Bailout Kits Give Minn. Firefighters an Escape Route

Oct. 12, 2012
This week, Duluth firefighters trained with new equipment designed to help them escape buildings when things go terribly wrong.

A firefighter's job often requires entering a burning building.

This week, Duluth firefighters trained with new equipment designed to help them escape those buildings when things go terribly wrong.

One at a time, the firefighters practiced a bailout -- hooking a line attached to their breathing units to an anchor, climbing out a third-story window and rappelling down the side of a portable tower set up in the parking lot of Fire Station Two in Lincoln Park.

"When we are fighting fires we try to limit our risk," said Duluth Fire Department Training Chief Charles Smith. "But bad things can happen quickly."

And one of the worst things that can happen is for flames to cut off a firefighter's escape route. But the Duluth Fire Department's new bailout kits will give a firefighter trapped near a window a way out.

The lightweight kits (each weighs less than 5 pounds) consist of 50 feet of line with a hook at one end. A trapped firefighter would use the hook to secure the line to a solid object, then lower himself or herself to the ground, controlling the descent with a belay device included in the kit.

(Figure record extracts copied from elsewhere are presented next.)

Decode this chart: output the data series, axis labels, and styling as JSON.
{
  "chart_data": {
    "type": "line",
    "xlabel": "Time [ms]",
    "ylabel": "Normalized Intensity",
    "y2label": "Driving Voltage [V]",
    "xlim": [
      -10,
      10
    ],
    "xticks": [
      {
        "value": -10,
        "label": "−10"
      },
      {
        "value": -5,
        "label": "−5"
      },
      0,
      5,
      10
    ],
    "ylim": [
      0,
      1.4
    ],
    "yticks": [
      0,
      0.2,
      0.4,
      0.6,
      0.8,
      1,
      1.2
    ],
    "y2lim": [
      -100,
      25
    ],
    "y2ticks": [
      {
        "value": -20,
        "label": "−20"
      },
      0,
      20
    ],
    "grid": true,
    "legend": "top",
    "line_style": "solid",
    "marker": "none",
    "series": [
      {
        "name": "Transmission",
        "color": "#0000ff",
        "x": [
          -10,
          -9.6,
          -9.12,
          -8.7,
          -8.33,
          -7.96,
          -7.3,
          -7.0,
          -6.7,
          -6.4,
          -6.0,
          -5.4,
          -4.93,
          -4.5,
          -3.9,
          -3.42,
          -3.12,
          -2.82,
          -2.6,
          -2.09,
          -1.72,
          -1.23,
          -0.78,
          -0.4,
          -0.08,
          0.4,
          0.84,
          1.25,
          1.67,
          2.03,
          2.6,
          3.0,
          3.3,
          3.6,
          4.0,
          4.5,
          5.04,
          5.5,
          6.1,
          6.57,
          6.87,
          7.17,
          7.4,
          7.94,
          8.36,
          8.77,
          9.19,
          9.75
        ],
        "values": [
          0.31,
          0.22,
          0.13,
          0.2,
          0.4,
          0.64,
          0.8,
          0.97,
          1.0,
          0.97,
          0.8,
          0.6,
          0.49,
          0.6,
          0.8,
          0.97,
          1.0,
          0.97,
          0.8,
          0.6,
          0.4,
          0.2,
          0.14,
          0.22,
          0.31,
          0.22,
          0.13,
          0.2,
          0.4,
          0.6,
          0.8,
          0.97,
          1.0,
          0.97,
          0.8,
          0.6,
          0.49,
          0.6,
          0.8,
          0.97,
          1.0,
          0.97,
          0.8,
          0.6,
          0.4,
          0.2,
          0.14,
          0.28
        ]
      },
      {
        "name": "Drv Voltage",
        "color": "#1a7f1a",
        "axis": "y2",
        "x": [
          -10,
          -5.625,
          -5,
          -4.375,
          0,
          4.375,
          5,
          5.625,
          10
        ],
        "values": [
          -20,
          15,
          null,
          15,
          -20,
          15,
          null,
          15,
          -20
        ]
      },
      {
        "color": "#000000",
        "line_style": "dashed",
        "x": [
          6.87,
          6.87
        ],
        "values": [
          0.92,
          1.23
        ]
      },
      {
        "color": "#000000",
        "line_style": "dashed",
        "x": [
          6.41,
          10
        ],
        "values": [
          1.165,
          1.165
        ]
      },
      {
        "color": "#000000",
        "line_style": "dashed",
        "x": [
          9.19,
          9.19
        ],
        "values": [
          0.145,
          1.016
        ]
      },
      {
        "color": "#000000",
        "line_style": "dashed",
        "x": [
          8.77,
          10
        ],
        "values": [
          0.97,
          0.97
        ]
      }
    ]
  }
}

"This will get them down safely," Smith said. "There have been a number of firefighters injured by jumping from second-story windows."

The development of such bailout kits was spurred by a tragic New York City fire on Jan. 23, 2005, a day that became known as Black Sunday in the NYFD. In that fire, six firefighters were trapped by fire and illegal partitions inside a fourth-floor apartment. Two were killed and four seriously or critically injured in the 40-foot plunge from the burning building.

Today, New York state requires every firefighter to be equipped with a bailout kit, Smith said. Duluth's compact kits come as part of the bottled air systems each firefighter wears at a fire, meaning it always will be available.

A Federal Emergency Management Agency Assistance to Firefighters grant paid 80 percent of the $56,680 cost for the 52 bailout kits Duluth bought. Another FEMA grant helped the Cloquet Area Fire District buy the $226,000 mobile training tower Duluth used Wednesday. The 4 1/2-story tower lays flat on a trailer for transportation and swings up vertically for training.

"It's an extremely versatile unit; we have yet to find things it won't do," Cloquet Area Fire District Chief Kevin Schroeder said.

With walls, windows, railings, a roof, a standpipe and sprinkler system, the tower can be used by firefighters to practice bailouts, high-angle rescues, operating ground and aerial ladders, hand-line deployment and advancing hose, and victim removal.

"It allows us to do victim removal through second-, third- and even fourth-story windows," Schroeder said. "We found that there is a very large disconnect between reading about rescuing people through windows and actually doing it."

"It's being quite heavily used this fall," Schroeder said of the tower. "It is in Duluth this week. It was in Superior last week. It's been a fantastic tool for training, not only for us here, but for the surrounding districts that have used it."